Reputation: 1032
I'm using the following code to tidy a snippet of untidied HTML codes.
perl -Mutf8 -MXML::LibXML -E'
my $filename = "1.html";
open $fh, "<", $filename;
binmode $fh;
my $dom = XML::LibXML->load_html(
IO => $fh,
recover => 1,
suppress_errors => 1,
huge => 10000000,
);
say $dom->toString();
' > tidy.html
The untidied HTML codes(missing the </p>
ending tag):
1.html:
<p>aΩ<span>test</span>
As you can see, there's one special character Ω
in the <p>
tag, after the tidy process, the Ω
is encoded as Ω
as followed(tidied HTML codes):
tidy.html:
<html><body><p>aΩ<span>test</span></p></body></html>
Can I keep Ω
in its original form, instead of its encoded form in the tidy output?
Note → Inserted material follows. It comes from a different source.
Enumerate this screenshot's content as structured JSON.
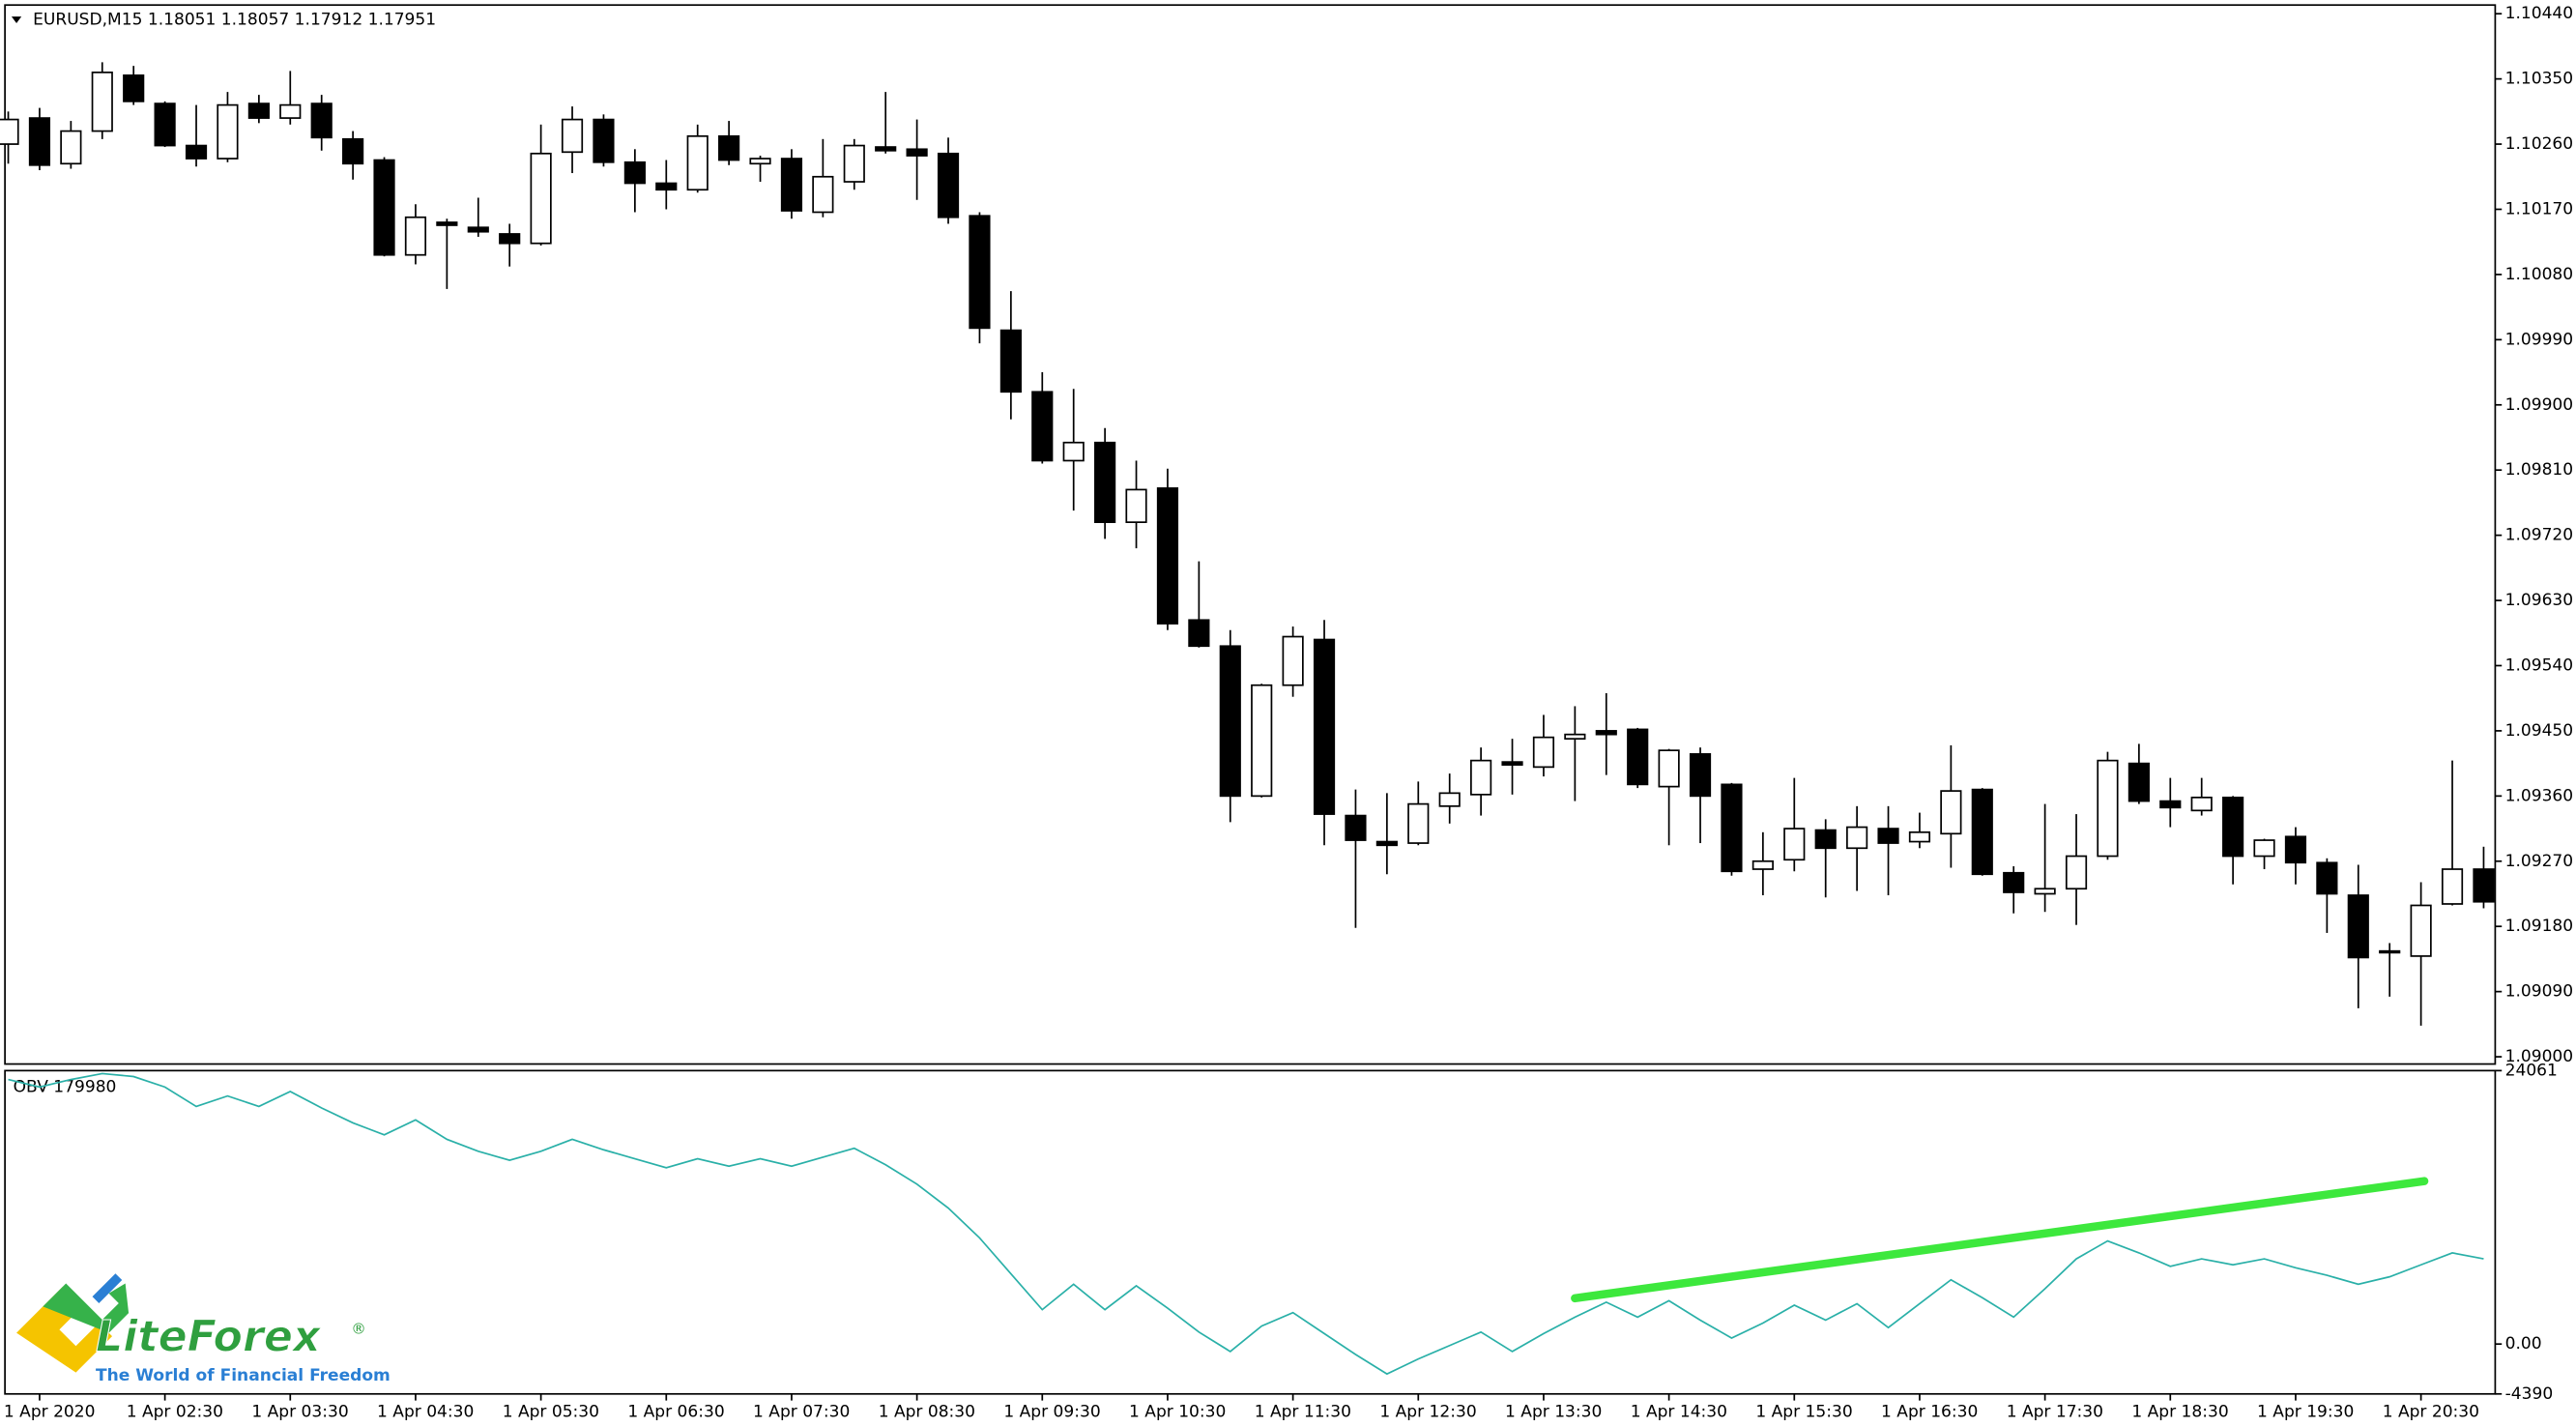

Or is there any other alternatives to do the tidy process that won't encoding special characters?
Upvotes: 1
Views: 68
Reputation: 39158
The problem is not quite what you think.
The HTML parser treats the input as Latin1 as specified by the standard, but your input file is really in UTF-8. To make it work, you need to declare the correct encoding, e.g.
<meta http-equiv="Content-Type" content="text/html; charset=utf-8"/>
Upvotes: 3